Things are happening faster than most people predicted, and certainly faster than most governments even begin to understand, in both positive and negative ways. The bad news is that the climate is warming at an ever increasing rate as a brilliant new graphic from climate scientist Ed Hawkins shows. The evidence is mounting that fracking is even more destructive than previously thought. The failure of most of the fossil fuel giants to change is sealing their demise: huge bonuses to top executives at the loss making BP, Exxon and Chevron companies symbolises their decadent slide towards probable bankruptcy.

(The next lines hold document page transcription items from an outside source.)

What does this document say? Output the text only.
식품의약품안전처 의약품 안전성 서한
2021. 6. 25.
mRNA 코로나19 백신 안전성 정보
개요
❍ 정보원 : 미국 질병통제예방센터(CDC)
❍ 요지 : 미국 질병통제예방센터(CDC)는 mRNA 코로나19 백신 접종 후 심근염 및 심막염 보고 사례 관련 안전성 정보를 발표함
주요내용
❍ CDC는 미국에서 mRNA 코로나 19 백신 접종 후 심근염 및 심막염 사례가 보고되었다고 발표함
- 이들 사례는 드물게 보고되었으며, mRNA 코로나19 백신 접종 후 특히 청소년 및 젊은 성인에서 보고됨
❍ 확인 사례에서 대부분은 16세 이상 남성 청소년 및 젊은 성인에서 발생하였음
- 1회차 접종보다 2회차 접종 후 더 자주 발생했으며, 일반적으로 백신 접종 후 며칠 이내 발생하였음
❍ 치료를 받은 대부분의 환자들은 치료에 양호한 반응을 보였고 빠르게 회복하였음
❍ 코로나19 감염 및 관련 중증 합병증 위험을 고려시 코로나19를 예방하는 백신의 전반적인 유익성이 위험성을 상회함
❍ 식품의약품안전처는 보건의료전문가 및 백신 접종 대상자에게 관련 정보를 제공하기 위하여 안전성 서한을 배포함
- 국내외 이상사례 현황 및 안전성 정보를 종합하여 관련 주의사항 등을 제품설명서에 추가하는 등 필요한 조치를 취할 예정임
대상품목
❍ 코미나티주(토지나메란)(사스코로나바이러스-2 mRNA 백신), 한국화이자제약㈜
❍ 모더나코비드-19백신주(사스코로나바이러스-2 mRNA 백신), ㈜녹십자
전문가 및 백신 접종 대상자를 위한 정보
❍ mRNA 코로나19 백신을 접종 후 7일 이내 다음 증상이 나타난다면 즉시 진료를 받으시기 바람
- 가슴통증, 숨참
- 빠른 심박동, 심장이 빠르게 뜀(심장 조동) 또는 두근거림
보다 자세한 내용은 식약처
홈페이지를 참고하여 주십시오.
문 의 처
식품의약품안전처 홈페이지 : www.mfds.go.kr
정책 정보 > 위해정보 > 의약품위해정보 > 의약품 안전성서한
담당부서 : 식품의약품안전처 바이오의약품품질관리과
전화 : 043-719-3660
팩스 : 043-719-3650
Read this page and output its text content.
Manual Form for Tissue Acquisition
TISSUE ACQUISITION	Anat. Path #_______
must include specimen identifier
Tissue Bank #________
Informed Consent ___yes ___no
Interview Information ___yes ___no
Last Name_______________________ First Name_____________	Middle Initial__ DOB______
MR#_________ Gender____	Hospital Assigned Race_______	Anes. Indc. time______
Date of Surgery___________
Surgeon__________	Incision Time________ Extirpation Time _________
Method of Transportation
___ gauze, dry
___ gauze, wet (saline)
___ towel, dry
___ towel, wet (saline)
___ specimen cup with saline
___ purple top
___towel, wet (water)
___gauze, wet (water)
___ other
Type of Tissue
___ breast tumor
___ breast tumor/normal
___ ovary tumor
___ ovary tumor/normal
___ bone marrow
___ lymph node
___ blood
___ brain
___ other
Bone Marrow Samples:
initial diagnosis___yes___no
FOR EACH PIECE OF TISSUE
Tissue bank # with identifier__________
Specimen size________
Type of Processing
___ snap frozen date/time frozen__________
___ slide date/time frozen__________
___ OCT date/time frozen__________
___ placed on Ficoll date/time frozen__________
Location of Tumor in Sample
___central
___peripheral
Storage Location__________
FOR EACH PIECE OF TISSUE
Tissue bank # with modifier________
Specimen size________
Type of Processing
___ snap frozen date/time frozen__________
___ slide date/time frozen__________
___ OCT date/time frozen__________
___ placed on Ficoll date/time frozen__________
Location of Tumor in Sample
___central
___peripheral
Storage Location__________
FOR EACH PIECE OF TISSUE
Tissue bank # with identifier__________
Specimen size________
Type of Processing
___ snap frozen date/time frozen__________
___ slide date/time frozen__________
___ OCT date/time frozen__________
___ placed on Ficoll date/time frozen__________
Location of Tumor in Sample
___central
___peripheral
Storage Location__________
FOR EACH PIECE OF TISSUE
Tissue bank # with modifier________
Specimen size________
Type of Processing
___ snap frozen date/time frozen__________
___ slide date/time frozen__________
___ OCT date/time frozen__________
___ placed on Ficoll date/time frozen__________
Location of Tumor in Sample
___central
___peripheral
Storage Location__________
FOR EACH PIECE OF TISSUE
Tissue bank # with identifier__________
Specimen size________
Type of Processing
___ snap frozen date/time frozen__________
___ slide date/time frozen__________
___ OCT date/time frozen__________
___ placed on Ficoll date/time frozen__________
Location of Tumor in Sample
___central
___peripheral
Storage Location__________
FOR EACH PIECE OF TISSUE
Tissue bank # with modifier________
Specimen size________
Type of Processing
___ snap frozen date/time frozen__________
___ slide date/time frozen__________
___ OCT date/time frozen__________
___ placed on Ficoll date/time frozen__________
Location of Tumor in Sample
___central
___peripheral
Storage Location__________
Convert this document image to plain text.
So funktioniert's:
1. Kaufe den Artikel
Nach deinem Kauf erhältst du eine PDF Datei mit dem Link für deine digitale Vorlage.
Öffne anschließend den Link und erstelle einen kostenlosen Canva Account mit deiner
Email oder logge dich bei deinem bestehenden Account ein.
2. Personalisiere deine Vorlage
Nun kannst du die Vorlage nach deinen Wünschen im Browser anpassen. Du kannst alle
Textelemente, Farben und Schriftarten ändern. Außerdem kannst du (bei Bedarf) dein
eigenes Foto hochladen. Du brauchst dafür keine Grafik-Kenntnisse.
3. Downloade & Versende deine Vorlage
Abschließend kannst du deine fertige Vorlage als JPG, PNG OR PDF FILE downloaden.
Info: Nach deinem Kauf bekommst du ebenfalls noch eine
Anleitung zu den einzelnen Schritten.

Last week for several periods of a few hours at a time the UK stopped generating any electricity from coal fired power stations, for the first time since the nineteenth century. For a few years yet a little coal will be used, especially in winter, but within a decade it will have totally ceased. Globally coal is now in rapid decline.
Meanwhile renewables are experiencing exponential growth. The amount of solar power deployed in the world has doubled seven times since the start of the millennium and wind four times. The mathematics of exponential growth is extraordinary: a few more doublings and the era of fossil fuels will be over. I’ve long advocated 100% renewable forms of energy for electricity, heating, cooling and transport, and now momentum is really building globally toward this goal. The cost of renewables continues to fall and it is simply killing off the competition.
The transition from fossil fuels to renewables is now happening faster than just about anyone had been expecting, but whether that is going to be fast enough to avoid the worst ravages of climate change is still unknown. Of course for humanity to secure an ecologically sustainable and socially just future much more needs to change than just the energy we use, but make no mistake, this change is a vital step in securing that future, and it will have huge repercussions throughout the global economy.